La hiperprolactinemia es una alteración endocrina que se caracteriza por producir cambios en el estado de ánimo y el comportamiento, disfunción social y efectos metabólicos. Tiene una prevalencia variable que va en población general entre el 0.4 y el 10% (5% hombres infértiles, 9% mujeres con amenorrea y 10% hombres con disfunción eréctil) y en la población con enfermedad mental, específicamente esquizofrenia, se encuentra alrededor del 70% pero se cree que los datos están subestimados.
Fisiología
La prosa Tina es un polipéptido secretado por las células lactotropas localizadas en la hipófisis anterior. Es de liberación pulsátil que sigue un ciclo circadiano, tiene un pico de secreción nocturno durante la fase de sueño no REM, disminuye con el despertar y tiene su nivel más bajo en las horas de la tarde.
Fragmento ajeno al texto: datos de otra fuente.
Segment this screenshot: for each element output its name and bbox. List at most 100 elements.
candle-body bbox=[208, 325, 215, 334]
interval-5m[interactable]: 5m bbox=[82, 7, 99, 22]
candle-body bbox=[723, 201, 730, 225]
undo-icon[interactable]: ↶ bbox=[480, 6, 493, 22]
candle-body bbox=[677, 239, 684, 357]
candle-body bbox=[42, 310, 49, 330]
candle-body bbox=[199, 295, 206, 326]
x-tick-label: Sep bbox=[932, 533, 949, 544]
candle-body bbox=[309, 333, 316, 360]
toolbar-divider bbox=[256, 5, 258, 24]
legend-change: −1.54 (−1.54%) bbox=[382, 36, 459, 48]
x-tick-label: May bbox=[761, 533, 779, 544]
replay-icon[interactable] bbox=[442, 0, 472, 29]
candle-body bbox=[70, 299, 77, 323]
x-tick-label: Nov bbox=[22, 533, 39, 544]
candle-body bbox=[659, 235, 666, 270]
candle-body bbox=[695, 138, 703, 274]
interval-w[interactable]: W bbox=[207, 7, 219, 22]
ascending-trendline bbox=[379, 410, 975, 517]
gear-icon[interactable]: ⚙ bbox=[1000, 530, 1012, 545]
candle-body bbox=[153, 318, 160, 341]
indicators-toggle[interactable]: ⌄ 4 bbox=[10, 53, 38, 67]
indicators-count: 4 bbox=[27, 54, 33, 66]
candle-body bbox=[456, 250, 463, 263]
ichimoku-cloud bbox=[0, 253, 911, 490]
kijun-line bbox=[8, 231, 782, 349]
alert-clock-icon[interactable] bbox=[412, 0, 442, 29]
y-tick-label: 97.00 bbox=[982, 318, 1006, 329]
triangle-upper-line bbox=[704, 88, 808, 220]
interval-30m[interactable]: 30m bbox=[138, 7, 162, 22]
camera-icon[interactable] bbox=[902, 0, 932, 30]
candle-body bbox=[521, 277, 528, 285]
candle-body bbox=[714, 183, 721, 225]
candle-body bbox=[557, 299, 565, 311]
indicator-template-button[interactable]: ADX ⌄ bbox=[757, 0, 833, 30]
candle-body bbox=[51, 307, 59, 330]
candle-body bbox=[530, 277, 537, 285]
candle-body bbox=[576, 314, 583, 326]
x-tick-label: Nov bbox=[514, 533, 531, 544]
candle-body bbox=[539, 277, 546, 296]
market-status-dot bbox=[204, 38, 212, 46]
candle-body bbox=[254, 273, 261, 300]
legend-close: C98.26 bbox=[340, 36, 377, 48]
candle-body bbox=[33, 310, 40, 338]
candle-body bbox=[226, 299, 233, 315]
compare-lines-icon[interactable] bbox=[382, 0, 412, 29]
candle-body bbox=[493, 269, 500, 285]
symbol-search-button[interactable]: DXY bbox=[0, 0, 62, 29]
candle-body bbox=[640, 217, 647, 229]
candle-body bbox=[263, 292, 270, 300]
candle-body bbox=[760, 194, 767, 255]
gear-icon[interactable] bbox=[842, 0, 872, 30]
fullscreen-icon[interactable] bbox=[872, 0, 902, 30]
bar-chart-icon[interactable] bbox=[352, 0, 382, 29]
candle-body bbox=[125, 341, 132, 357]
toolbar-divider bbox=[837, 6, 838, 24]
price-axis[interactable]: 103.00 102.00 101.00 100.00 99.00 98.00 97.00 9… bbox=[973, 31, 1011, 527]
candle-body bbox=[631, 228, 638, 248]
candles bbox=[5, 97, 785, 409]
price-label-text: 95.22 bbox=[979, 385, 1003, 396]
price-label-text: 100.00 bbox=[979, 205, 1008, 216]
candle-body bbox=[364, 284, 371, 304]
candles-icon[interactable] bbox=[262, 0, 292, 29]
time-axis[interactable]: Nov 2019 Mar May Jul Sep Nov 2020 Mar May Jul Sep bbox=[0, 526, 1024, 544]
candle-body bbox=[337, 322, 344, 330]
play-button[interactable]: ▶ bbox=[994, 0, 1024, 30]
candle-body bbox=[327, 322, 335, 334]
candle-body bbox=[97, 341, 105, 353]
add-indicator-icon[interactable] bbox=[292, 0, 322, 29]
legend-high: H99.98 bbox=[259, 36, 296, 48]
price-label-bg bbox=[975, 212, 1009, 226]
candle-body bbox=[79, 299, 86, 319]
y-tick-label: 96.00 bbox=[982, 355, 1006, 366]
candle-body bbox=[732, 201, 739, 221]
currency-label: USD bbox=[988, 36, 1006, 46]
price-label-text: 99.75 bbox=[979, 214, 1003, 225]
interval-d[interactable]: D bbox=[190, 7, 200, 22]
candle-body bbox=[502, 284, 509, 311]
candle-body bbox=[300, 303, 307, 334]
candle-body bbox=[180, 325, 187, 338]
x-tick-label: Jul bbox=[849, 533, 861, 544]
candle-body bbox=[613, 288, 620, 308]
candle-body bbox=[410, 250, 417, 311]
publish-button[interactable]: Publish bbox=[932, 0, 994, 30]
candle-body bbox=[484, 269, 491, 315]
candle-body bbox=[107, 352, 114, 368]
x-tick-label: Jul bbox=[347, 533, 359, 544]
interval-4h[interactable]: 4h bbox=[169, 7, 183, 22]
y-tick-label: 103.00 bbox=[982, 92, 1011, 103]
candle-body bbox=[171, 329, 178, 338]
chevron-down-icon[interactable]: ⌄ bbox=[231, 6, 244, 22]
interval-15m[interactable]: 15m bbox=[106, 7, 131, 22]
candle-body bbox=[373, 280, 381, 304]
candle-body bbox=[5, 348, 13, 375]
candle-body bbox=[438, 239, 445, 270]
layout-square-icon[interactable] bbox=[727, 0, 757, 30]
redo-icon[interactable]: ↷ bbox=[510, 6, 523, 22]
La secreción de prolactina puede aumentarse con situaciones como la actividad sexual, el estrés, alta ingesta de carbohidratos, estimulación de los senos y consumo de marihuana.
Es regulada por el eje hipotálamo hipofisiario a través de dos neurotransmisores, la dopamina y la serotonina.
Dopamina: actúa en los receptores D2 (también en los D1) de la hipófisis anterior inhibiendo la liberación de prolactina.
Serotonina: actúa sobre los receptores serotoninérgicos del hipotálamo (5-Ht1a y 5-HT2 principalmente) lo que aumenta la liberación de la hormona liberadora de tirotropina, produciendo un aumento en la liberación de prolactina.
Causas de hiperprolactinemia
Acromegalia, enfermedad renal crónica (la prolactina se elimina por vía renal), convulsiones, adenoma hipofisiario, hipotiroidismo, ovario poliquístico, por fármacos como antipsicóticos, antidepresivos, opioides, alfa-metil dopa, verapamilo y por sustancias como cocaína y marihuana.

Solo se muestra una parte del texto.